Shouldn't the time complexity be m*n*(4^s) where m = number of rows, n = number of columns and s = length of the word? We have to consider the time complexity for the dfs as well right?

Hi Kevin, just have a small question. Are you always showing the best solutions to the problems or if we show the solution you present here in the interview, then is it fine? Or we should ALSO look for a more optimal solution in terms of space and time?

Why do you need to add the 'temp' letter back after the recursive calls?

I code in Javascript I am so glad that I found your video. You make things easy and I followed your explanation. Thank you for your explanation. You are amazing!!

Thanks!! I was missing out on the point you mentioned at 5:57.

Thanks Kevin. Your videos are extremely helpful in my interview prep. I couldn't understand why count is passed as 0. It should have been 1 since we have already matched the 0th index. If you could pls explain this bit.

Two questions. The first being, why do we start the dfs with a count of 0? If we already found a matching character, shouldn’t we start with a count of 1? Also how does this code work with the first if statement in dfs. If we incrmented our count in the previous dfs search and the length of the word matches the count it would return true even if the last letter doesn’t match up with the last letter of the word we’re looking for no? For example in the word car if ca matches then we would do a dfs of count = 2+1 so when the next dfs runs count would be 3 and it would return true even if the final letter was for instance t as in cat

I was asked the same question today in Amazon interview and the follow-up is when multiple words are given what is the approach? I rocked the interview. Thanks for your videos.

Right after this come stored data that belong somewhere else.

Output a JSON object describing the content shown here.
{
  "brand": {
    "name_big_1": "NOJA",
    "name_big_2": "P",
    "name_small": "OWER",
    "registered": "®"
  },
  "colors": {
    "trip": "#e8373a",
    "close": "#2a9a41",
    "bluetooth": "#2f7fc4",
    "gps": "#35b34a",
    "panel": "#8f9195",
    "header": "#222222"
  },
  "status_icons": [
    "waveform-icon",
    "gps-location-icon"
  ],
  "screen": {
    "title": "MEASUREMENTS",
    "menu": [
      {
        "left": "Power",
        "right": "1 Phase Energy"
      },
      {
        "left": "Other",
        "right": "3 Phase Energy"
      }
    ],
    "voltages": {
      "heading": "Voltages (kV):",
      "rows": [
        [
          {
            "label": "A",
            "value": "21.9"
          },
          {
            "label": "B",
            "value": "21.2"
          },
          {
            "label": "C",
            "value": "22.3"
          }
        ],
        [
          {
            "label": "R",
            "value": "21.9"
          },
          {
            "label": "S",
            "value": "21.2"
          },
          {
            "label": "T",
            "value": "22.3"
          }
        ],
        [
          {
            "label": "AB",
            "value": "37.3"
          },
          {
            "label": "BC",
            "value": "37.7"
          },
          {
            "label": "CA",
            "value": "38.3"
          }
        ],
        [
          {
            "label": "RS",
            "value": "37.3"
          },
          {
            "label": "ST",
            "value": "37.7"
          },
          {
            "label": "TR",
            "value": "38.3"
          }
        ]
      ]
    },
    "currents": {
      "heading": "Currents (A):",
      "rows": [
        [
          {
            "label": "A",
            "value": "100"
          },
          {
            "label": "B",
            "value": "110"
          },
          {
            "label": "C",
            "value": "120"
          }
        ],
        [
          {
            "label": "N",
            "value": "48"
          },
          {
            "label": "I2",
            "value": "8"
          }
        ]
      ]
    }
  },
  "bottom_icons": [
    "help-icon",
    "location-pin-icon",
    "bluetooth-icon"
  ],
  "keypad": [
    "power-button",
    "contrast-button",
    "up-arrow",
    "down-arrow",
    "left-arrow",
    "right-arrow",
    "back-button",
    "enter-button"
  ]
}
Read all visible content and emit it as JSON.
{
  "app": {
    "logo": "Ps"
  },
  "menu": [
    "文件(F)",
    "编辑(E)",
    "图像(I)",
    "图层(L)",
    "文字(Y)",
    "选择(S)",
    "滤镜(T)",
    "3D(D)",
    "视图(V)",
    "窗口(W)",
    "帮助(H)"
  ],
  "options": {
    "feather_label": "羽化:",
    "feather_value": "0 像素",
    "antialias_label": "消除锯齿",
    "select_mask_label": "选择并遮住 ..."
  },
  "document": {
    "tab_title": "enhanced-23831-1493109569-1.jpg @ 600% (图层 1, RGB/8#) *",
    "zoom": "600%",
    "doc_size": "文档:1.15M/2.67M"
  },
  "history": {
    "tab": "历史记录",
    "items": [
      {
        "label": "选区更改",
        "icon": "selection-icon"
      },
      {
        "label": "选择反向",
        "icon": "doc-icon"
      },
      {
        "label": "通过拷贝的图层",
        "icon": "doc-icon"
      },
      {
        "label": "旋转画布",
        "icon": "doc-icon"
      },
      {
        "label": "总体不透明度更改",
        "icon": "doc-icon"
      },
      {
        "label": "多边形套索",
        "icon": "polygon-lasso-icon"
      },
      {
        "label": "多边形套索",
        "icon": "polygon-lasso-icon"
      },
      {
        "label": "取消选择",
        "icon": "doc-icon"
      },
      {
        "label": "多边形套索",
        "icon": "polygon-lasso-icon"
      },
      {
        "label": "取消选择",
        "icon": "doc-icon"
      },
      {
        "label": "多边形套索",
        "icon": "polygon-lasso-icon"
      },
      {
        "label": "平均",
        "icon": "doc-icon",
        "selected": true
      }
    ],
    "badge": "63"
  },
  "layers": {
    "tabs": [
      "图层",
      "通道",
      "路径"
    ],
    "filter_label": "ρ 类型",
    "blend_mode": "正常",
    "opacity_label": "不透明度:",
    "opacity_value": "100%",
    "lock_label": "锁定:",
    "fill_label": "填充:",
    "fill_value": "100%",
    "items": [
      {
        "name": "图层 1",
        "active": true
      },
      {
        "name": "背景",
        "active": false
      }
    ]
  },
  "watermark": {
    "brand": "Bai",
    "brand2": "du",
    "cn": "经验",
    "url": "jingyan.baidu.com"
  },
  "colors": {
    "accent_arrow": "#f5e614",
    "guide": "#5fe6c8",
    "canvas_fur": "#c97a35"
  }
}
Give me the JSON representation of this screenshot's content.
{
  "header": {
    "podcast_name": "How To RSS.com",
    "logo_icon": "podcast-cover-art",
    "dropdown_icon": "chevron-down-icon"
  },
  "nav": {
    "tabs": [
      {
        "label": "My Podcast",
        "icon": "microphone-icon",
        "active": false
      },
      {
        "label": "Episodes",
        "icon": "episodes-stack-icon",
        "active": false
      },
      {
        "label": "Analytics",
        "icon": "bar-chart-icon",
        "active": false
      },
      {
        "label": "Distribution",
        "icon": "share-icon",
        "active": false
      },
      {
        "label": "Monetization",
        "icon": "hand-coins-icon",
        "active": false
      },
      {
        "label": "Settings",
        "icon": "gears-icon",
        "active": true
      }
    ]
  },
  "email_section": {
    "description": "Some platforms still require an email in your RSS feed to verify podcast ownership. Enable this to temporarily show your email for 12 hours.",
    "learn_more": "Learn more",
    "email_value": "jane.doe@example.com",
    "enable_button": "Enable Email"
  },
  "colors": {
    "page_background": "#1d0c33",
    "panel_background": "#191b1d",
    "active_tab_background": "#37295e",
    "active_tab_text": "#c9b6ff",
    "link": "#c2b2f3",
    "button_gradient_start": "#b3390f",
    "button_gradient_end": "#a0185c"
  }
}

Can you make a video on the word search if the four diagonals are also included and word is found only when traversing in a certain direction rather than in zigzag manner

You are a Genius Sir. Awesome Explanation. I feel very delighted whenever i see your video on the topic i am searching because i know that i am going to understand it now. Thanks and please keep making more videos for us

It is genius to blank the letter to prevent the returning.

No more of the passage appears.